Scientists have shed new light on one of the most important questions in climate science: the time lag between changes in temperature and changes in atmospheric carbon dioxide levels in the past. Their findings suggest that feedbacks in the climate system – in which warming is linked to natural carbon dioxide increase, driving further warming – may operate faster than previously thought.

In a paper published in Climate of the Past, the researchers use Antarctic and Greenland ice cores to examine temperature and carbon dioxide changes during the largest natural climate change in Earth's recent climate history: the warming out of the last ice age. As past Antarctic temperatures increased, ocean circulation was altered and carbon dioxide - most likely from the deep Southern Ocean - escaped into the atmosphere. Previous studies had suggested that it took up to 1000 years for this to happen. But the new study, drawing on data from five separate ice cores that figure.

"The ice cores reveal a near-synchronous temperature and carbon dioxide increase. If there was a lag at all then it was likely no more than 400 years," says Dr Joel Pedro from the Antarctic Climate and Ecosystems CRC, in Hobart, who led the study.

One of the burning issues that study raises is whether current anthropogenic warming may drive additional natural carbon dioxide increases sooner than we thought, compounding the climate change problem. Dr Pedro acknowledges that the research raises this possibility, but cautions that a firm answer on whether we need to revise thinking on the timescales of carbon cycle response to anthropogenic warming requires further research.

Dr Pedro says that there are similarities but also important differences between current climate change and the natural processes described in their research.

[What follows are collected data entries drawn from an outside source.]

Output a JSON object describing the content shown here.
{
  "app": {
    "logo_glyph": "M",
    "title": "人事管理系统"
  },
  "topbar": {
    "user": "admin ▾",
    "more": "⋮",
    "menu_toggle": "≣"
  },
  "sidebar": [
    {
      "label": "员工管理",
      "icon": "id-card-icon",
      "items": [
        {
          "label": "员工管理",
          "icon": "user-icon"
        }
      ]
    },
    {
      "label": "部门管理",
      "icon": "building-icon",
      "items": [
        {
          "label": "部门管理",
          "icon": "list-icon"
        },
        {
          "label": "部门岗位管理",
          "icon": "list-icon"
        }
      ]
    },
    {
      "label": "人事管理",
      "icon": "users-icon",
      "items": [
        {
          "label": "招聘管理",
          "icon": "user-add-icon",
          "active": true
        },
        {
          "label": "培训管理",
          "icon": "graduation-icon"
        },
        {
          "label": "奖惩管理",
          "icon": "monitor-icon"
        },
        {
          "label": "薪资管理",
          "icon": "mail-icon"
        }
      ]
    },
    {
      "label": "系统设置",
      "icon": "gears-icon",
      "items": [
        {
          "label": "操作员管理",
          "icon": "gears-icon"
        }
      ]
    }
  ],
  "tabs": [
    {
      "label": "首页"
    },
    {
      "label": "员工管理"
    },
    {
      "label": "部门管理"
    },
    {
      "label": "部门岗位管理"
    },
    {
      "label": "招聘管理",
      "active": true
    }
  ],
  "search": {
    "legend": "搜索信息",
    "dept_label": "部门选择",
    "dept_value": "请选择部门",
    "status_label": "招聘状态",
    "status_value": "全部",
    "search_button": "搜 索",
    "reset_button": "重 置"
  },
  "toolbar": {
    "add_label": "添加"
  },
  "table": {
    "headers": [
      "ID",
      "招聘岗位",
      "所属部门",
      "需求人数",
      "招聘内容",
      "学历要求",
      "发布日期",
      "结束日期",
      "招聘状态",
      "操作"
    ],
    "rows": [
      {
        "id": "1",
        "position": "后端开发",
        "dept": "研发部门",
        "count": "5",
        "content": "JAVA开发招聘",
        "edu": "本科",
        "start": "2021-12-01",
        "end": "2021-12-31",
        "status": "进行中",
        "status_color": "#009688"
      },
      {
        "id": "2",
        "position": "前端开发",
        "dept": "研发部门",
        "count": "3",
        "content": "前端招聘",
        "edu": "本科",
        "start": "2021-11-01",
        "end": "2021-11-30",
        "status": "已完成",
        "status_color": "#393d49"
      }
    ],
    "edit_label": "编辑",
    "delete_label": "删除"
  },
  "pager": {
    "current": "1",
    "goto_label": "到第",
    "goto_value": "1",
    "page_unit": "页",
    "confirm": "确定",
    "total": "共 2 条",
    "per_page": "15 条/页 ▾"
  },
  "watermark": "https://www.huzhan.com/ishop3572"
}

"The coupled rise in temperature and natural increase in carbon dioxide that helped end the ice age took place gradually, over about 8000 years. What we have seen since the start of the industrial revolution is a similar carbon dioxide increase occurring over only a few hundred years. This is way faster than anything in the ice core record and it's clearly human-caused. Just as the steady increase in carbon dioxide helped to melt the ice caps and warm the Earth out of the ice age, the rapid increase now in carbon dioxide is also driving up temperatures, only at a much faster rate," he said.